Of the 34 subjects (29 with HCV GT1a infection and 5 with HCV GT1b infection) enrolled, (97%) achieved SVR12 (97% in subjects with GT1a infection and 100% of subjects with GT1b infection). One subject with HCV GT1a infection relapsed post-treatment.

Clinical Trial in Subjects with HCV/HIV-1 Co-infection (TURQUOISE-I)

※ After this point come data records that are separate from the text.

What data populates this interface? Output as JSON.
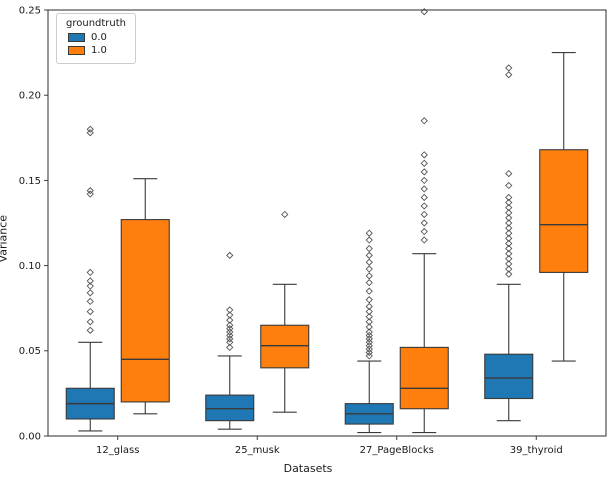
{
  "chart_data": {
    "type": "boxplot",
    "title": "",
    "xlabel": "Datasets",
    "ylabel": "Variance",
    "ylim": [
      0.0,
      0.25
    ],
    "yticks": [
      0.0,
      0.05,
      0.1,
      0.15,
      0.2,
      0.25
    ],
    "grid": false,
    "legend": {
      "title": "groundtruth",
      "position": "upper-left",
      "items": [
        {
          "label": "0.0",
          "color": "#1f77b4"
        },
        {
          "label": "1.0",
          "color": "#ff7f0e"
        }
      ]
    },
    "categories": [
      "12_glass",
      "25_musk",
      "27_PageBlocks",
      "39_thyroid"
    ],
    "series": [
      {
        "name": "0.0",
        "color": "#1f77b4",
        "boxes": [
          {
            "whislo": 0.003,
            "q1": 0.01,
            "med": 0.019,
            "q3": 0.028,
            "whishi": 0.055,
            "fliers": [
              0.062,
              0.067,
              0.073,
              0.079,
              0.084,
              0.088,
              0.091,
              0.096,
              0.142,
              0.144,
              0.178,
              0.18
            ]
          },
          {
            "whislo": 0.004,
            "q1": 0.009,
            "med": 0.016,
            "q3": 0.024,
            "whishi": 0.047,
            "fliers": [
              0.052,
              0.055,
              0.057,
              0.059,
              0.061,
              0.063,
              0.065,
              0.068,
              0.071,
              0.074,
              0.106
            ]
          },
          {
            "whislo": 0.002,
            "q1": 0.007,
            "med": 0.013,
            "q3": 0.019,
            "whishi": 0.044,
            "fliers": [
              0.047,
              0.049,
              0.051,
              0.053,
              0.055,
              0.057,
              0.059,
              0.061,
              0.064,
              0.067,
              0.07,
              0.073,
              0.076,
              0.08,
              0.085,
              0.09,
              0.094,
              0.098,
              0.102,
              0.106,
              0.11,
              0.115,
              0.119
            ]
          },
          {
            "whislo": 0.009,
            "q1": 0.022,
            "med": 0.034,
            "q3": 0.048,
            "whishi": 0.089,
            "fliers": [
              0.095,
              0.098,
              0.101,
              0.104,
              0.107,
              0.11,
              0.113,
              0.116,
              0.119,
              0.122,
              0.125,
              0.128,
              0.131,
              0.134,
              0.137,
              0.14,
              0.147,
              0.154,
              0.212,
              0.216
            ]
          }
        ]
      },
      {
        "name": "1.0",
        "color": "#ff7f0e",
        "boxes": [
          {
            "whislo": 0.013,
            "q1": 0.02,
            "med": 0.045,
            "q3": 0.127,
            "whishi": 0.151,
            "fliers": []
          },
          {
            "whislo": 0.014,
            "q1": 0.04,
            "med": 0.053,
            "q3": 0.065,
            "whishi": 0.089,
            "fliers": [
              0.13
            ]
          },
          {
            "whislo": 0.002,
            "q1": 0.016,
            "med": 0.028,
            "q3": 0.052,
            "whishi": 0.107,
            "fliers": [
              0.115,
              0.12,
              0.125,
              0.13,
              0.135,
              0.14,
              0.145,
              0.15,
              0.155,
              0.16,
              0.165,
              0.185,
              0.249
            ]
          },
          {
            "whislo": 0.044,
            "q1": 0.096,
            "med": 0.124,
            "q3": 0.168,
            "whishi": 0.225,
            "fliers": []
          }
        ]
      }
    ],
    "style": {
      "edge_color": "#3a3a3a",
      "median_color": "#3a3a3a",
      "flier_color": "#555555",
      "axis_color": "#2b2b2b",
      "tick_label_color": "#1a1a1a"
    }
  }
}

In an open-label clinical trial 63 subjects with HCV GT1 infection co-infected with HIV-1 were treated for 12 or 24 weeks with the components of VIEKIRA XR with RBV. Subjects were on a stable HIV-1 antiretroviral therapy (ART) regimen that included tenofovir disoproxil fumarate plus emtricitabine or lamivudine, administered with ritonavir boosted atazanavir or raltegravir. Subjects on atazanavir stopped the ritonavir component of their HIV-1 ART regimen upon initiating treatment with the components of VIEKIRA XR with RBV. Atazanavir was taken with the morning dose. The ritonavir component of the HIV-1 ART regimen was restarted after completion of treatment.

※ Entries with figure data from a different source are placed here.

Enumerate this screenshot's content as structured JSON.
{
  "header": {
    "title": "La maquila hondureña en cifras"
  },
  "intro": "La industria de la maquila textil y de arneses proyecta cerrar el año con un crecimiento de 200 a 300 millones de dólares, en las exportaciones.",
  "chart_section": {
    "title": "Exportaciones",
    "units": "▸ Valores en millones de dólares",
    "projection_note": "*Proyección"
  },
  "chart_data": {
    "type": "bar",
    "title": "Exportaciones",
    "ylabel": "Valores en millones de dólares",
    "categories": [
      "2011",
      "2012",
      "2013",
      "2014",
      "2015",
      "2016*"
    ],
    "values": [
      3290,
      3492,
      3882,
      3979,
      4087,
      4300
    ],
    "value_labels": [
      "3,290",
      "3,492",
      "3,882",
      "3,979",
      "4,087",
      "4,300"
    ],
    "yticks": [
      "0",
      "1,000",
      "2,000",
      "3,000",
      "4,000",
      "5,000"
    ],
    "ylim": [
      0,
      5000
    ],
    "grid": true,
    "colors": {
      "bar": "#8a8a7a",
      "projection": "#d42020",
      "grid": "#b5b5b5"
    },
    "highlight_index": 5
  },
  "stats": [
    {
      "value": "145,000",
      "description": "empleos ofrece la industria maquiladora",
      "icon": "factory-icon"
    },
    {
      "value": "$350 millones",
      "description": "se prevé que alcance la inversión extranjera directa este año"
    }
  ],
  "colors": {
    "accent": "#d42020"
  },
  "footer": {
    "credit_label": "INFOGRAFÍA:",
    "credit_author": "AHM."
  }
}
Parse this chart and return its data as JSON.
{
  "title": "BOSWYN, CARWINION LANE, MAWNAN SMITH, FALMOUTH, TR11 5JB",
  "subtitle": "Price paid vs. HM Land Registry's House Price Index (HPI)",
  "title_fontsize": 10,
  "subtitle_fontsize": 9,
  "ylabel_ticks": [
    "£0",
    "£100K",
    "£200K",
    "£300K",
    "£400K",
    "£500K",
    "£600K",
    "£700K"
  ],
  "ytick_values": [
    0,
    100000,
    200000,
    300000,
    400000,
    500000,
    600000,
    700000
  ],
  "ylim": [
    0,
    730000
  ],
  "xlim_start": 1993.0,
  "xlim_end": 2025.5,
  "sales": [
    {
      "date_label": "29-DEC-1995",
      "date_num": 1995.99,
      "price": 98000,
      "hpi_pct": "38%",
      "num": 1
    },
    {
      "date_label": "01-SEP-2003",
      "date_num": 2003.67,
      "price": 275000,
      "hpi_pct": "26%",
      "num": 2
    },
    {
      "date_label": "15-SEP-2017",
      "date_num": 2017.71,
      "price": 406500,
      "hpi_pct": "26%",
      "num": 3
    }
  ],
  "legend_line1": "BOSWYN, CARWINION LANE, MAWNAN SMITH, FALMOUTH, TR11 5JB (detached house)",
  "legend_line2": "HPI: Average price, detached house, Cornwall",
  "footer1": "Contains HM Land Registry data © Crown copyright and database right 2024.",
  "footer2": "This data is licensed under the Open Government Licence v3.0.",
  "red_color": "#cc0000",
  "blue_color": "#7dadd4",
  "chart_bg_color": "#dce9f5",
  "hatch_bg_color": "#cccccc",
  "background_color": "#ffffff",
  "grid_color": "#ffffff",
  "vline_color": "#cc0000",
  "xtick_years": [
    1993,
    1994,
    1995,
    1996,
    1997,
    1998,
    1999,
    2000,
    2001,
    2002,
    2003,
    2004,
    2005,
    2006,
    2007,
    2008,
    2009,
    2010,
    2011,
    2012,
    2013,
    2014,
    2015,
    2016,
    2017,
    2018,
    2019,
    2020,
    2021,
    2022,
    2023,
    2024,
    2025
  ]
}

Treated subjects had a median age of 51 years (range: 31 to 69); 24% of subjects were black; 81% of subjects had IL28B (rs12979860) non-CC genotype; 19% of subjects had compensated cirrhosis; 67% of subjects were HCV treatment-naïve; 33% of subjects had failed prior treatment with pegIFN/RBV; 89% of subjects had HCV genotype 1a infection.

The SVR12 rates were 91% (51/56) for subjects with HCV GT1a infection and 100% (7/7) for those with HCV GT1b infection. Of the 5 subjects who were non-responders, 1 experienced virologic breakthrough, 1 discontinued treatment, 1 experienced relapse and 2 subjects had evidence of HCV re-infection post-treatment.

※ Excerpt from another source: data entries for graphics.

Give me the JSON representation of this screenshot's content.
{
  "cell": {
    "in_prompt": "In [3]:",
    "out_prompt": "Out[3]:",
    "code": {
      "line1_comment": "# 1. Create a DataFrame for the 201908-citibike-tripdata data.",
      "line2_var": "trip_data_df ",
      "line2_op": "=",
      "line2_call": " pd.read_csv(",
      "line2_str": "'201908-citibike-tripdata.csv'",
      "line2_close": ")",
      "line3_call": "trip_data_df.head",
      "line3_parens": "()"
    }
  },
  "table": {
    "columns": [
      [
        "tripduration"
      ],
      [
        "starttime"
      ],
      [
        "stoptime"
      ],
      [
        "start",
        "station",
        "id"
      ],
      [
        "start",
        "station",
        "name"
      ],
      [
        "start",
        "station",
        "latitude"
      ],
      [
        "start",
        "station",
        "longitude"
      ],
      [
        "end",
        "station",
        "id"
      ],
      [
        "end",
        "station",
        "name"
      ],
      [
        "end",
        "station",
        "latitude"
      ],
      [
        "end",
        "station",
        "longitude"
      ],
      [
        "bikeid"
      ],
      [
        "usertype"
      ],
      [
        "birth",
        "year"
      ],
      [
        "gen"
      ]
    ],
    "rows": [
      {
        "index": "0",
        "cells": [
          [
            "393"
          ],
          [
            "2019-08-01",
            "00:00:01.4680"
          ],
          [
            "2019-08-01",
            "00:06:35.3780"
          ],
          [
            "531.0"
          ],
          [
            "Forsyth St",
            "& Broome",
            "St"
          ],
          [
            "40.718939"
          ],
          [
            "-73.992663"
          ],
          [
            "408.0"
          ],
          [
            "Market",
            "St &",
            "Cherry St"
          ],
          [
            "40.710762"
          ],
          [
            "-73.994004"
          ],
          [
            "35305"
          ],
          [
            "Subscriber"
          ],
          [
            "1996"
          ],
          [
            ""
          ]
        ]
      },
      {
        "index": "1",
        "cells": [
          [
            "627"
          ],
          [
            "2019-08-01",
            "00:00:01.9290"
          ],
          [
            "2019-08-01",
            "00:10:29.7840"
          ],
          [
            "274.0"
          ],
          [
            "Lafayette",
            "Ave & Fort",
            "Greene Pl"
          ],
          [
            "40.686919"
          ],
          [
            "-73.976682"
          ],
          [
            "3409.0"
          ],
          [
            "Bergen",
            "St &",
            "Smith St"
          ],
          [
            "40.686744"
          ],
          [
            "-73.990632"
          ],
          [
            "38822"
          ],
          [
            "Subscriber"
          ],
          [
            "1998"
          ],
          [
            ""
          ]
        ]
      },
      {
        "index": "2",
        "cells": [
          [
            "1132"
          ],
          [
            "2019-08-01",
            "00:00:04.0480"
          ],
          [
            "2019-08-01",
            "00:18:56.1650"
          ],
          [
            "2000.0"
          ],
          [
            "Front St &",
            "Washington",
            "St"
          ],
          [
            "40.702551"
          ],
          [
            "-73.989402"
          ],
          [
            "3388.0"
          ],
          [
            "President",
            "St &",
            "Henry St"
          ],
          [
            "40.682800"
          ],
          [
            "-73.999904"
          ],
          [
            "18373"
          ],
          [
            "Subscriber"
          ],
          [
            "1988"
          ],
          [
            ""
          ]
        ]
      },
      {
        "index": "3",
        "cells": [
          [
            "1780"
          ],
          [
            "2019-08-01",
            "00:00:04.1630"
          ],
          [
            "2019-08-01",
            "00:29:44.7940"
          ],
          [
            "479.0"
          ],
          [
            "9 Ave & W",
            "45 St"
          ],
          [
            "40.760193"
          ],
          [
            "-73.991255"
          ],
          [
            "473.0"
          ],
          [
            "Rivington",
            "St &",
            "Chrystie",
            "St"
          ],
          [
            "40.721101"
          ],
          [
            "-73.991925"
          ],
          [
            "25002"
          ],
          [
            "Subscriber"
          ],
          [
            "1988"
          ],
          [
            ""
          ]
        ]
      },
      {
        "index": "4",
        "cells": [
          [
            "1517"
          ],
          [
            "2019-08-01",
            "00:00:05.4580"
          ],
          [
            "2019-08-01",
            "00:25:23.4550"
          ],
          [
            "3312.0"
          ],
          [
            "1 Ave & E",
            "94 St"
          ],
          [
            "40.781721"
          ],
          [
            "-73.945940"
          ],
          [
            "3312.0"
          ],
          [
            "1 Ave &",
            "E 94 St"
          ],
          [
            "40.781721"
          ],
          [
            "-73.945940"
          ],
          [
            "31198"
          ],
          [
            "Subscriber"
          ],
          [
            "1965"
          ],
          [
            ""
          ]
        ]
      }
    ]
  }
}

One subject had confirmed HIV-1 RNA >400 copies/mL during the post-treatment period. This subject had no evidence of resistance to the ART regimen. No subjects switched their ART regimen due to loss of plasma HIV-1 RNA suppression.

Durability of Response

In an open-label clinical trial, 92% of subjects (526/571) who received various combinations of the direct acting antivirals included in VIEKIRA XR with or without RBV achieved SVR12, and 99% of those who achieved SVR12 maintained their response through 48 weeks post-treatment (SVR48).